Everything in one inbox: e-mail, SMS, call log
The Blackberry 7230 works with a permanent connection to its servers. When a new message arrives there it’s immediately “pushed” to the handheld. The message is also available through a web e-mail interface. Alternatively users can configure other e-mail addresses from known ISP through the Options menu. The Blackberry server will then poll the ISP e-mail server for new e-mails every 15 minutes. This time is not user configurable, so in the worst case e-mails to these addresses will appear on a device 15 minutes after arriving on the ISP. And there’s no option to pull e-mails on a user’s initiated request.
This functionality is also the main problem in my view. I understand some users will need a constant and always-on connection to e-mail. But there’s no option to create a schedule for e-mail forwarding. It’s always on – or not at all.
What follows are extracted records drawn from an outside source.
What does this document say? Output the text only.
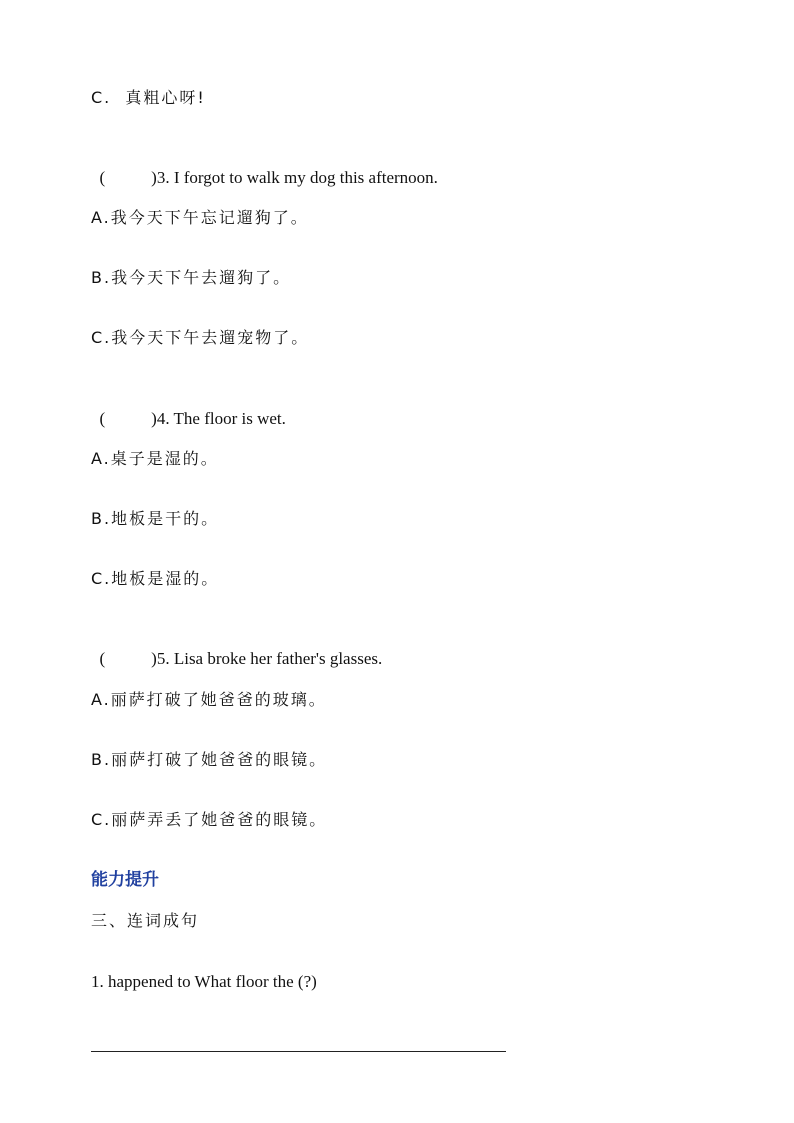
C.  真粗心呀!

(	)3. I forgot to walk my dog this afternoon.

A.我今天下午忘记遛狗了。
B.我今天下午去遛狗了。
C.我今天下午去遛宠物了。

(	)4. The floor is wet.

A.桌子是湿的。
B.地板是干的。
C.地板是湿的。

(	)5. Lisa broke her father's glasses.

A.丽萨打破了她爸爸的玻璃。
B.丽萨打破了她爸爸的眼镜。
C.丽萨弄丢了她爸爸的眼镜。
能力提升
三、连词成句
1. happened to What floor the (?)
If the user wants to use it as a mobile phone during the weekend, but want to be completely away from e-mail, the only option is to change the Default Forward Rule through the web e-mail interface, or to set a profile on the Blackberry that does not notify the user (no alarm, no vibrate).
Otherwise, the e-mail client on the Blackberry 7230 itself is very good. It's easy to read e-mails on the wide screen, the fonts are well drawn, and the program comes with viewers to handle Microsoft Word and Excel files. All functions are acessible by doing the "click" with the thumb wheel, and selecting the action. Forward, Reply, Delete, Save are there. The client synchronises fully with the web e-mail client, and e-mails read or delete on the hadnheld are later marked as read or delete on the web e-mail client and vice-versa. This action is not propagated to external POP servers, which are out of the control of the Blackberry software.
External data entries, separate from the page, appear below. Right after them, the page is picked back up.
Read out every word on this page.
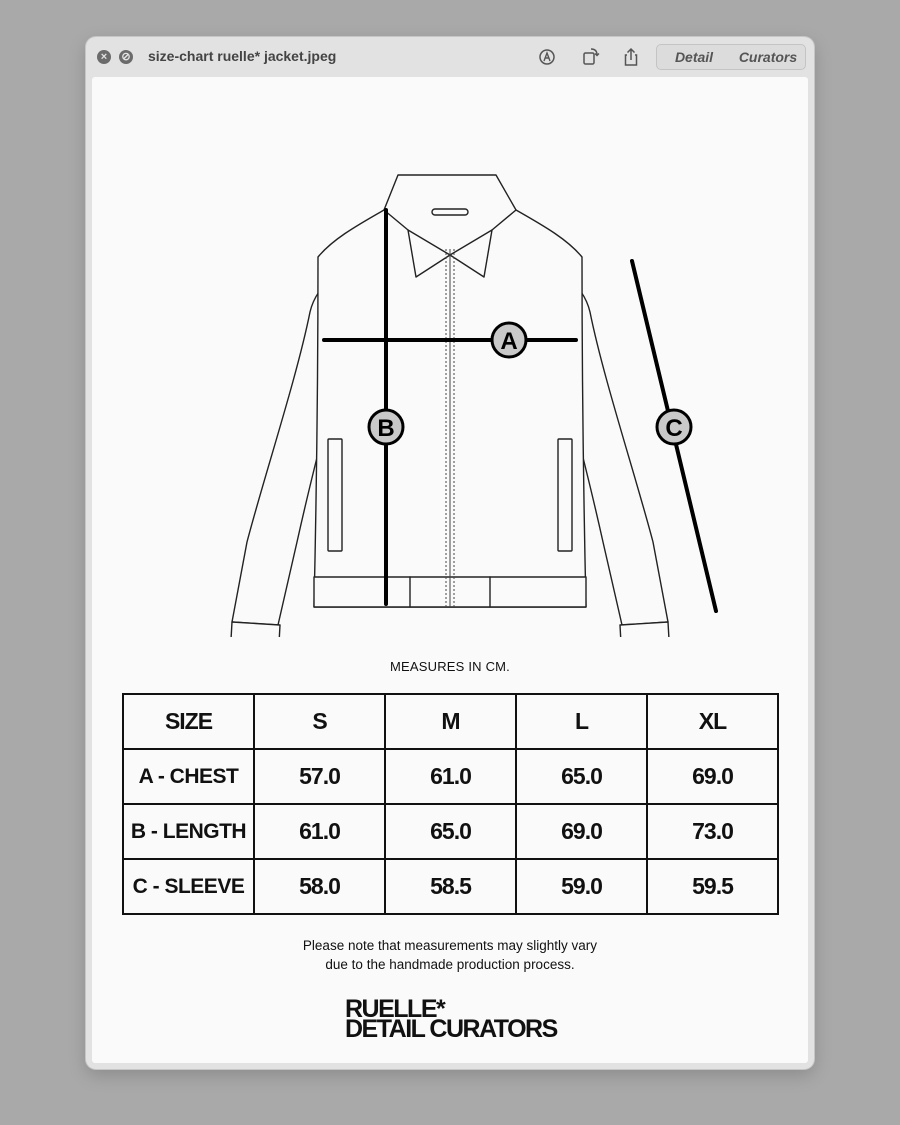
×	⊘ size-chart ruelle* jacket.jpeg	Detail	Curators
A
B	C
MEASURES IN CM.
SIZE	S	M	L	XL
A - CHEST	57.0	61.0	65.0	69.0
B - LENGTH	61.0	65.0	69.0	73.0
C - SLEEVE	58.0	58.5	59.0	59.5
Please note that measurements may slightly vary
due to the handmade production process.
RUELLE*
DETAIL CURATORS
The Blackberry 7230 can be connected to a PC via a USB port. Through this connection it is possible to synchronise Contacts, Calendar and Tasks. It’s also through this port that new programs can be installed on the Blackberry. The Blackberry comes with 16MB RAM, but in my case only 5MB were free. Not a big problem, since most of the programs are small Java applications. You can find applications for your RIM Blackberry in our Geekzone Software Store.
Unfortunately the Blackberry Internet E-mail service will not allow use of other Internet services. I tried 45239 WebViewer, a web browser for Blackberry devices, but it didn’t work. It seems that only the Blackberry Enterprise Solution is capable of routing requests, pretty much like a proxy. It means that users can’t use Instant Messaging solutions or any other program that requires Internet access when connected through the Internet E-mail version of this service.
The Blackberry 7230 comes with an infrared port. This port seems to be disabled though and can’t be used to transfer information. The Blackberry 7230 (at least the one from Vodafone) can’t be used as a mobile modem to connect other devices to GPRS. It makes sense, since the idea is that users will not be carrying other devices. A Bluetooth enabled version seems to be underway, and should be available earlier next year.
Since the introduction of Blackberry services Canadian company RIM (Research In Motion) sold more than 1 million devices around the world, with support from multiple mobile operators. It also had its platform and services incorporated to solutions from other PDA manufacturers. The concept is so successful that it was actually replicated by other developers, now being available for Windows Mobile Pocket PC and Smartphones (see our article Windows Mobile and e-mail: keeping all up-to-date), and Palm OS handhelds.